Full-text · Article · Dec 2012 · Experimental Cell Research
[Show abstract][Hide abstract] ABSTRACT: Background
Only a minority of cancer patients benefits from the combination of EGFR-inhibition and radiotherapy in head and neck squamous cell carcinoma (HNSCC). A potential resistance mechanism is activation of EGFR and/or downstream pathways by stimuli in the microenvironment. The aim of this study was to find molecular targets induced by the microenvironment by determining the in vitro and in vivo expression of proteins of the EGFR-signaling network in 6 HNSCC lines. As hypoxia is an important microenvironmental parameter associated with poor outcome in solid tumors after radiotherapy, we investigated the relationship with hypoxia in vitro and in vivo.

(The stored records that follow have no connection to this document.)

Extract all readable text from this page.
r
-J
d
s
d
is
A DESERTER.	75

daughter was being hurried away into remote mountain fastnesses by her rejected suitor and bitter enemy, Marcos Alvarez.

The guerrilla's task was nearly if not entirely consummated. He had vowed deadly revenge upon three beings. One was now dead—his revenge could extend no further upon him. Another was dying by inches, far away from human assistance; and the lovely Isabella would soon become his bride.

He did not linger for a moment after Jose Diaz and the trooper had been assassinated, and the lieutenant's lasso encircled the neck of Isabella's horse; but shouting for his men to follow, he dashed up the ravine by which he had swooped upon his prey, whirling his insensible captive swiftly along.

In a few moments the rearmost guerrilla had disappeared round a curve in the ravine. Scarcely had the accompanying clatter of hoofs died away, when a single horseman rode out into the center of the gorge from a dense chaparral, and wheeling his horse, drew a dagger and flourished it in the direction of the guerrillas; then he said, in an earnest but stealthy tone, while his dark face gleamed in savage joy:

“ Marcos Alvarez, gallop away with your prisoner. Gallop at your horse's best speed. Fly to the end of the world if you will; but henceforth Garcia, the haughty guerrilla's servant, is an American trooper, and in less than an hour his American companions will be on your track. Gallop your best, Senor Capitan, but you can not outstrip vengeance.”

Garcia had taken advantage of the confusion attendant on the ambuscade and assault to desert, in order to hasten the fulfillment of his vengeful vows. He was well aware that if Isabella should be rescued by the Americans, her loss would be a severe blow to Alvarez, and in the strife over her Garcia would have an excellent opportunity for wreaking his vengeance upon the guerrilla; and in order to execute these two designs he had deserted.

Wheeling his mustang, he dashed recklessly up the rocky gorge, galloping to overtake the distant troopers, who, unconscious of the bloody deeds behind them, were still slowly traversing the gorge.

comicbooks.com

Six human HNSCC cell lines were both cultured as cell lines (in vitro) and grown as xenograft tumors (in vivo). Expression levels were determined via western blot analysis and localization of markers was assessed via immunofluorescent staining. To determine the effect of hypoxia and pAKT-inhibition on cell survival, cells were incubated at 0.5% O2 and treated with MK-2206.
We observed strong in vitro-in vivo correlations for EGFR, pEGFR and HER2 (rs=0.77, p=0.10, rs=0.89, p=0.03) and rs=0.93, p=0.02, respectively), but not for pAKT, pERK1/2 or pSTAT3 (all rs<0.55 and p>0.30). In vivo, pAKT expression was present in hypoxic cells and pAKT and hypoxia were significantly correlated (rs=0.51, p=0.04). We confirmed in vitro that hypoxia induces activation of AKT. Further, pAKT-inhibition via MK-2206 caused a significant decrease in survival in hypoxic cells (p<0.01), but not in normoxic cells.
These data suggest that (p)EGFR and HER2 expression is mostly determined by intrinsic features of the tumor cell, while the activation of downstream kinases is highly influenced by the tumor microenvironment. We show that hypoxia induces activation of AKT both in vitro and in vivo, and that hypoxic cells can be specifically targeted by pAKT-inhibition. Targeting pAKT is thus a potential way to overcome therapy resistance induced by hypoxia and improve patient outcome.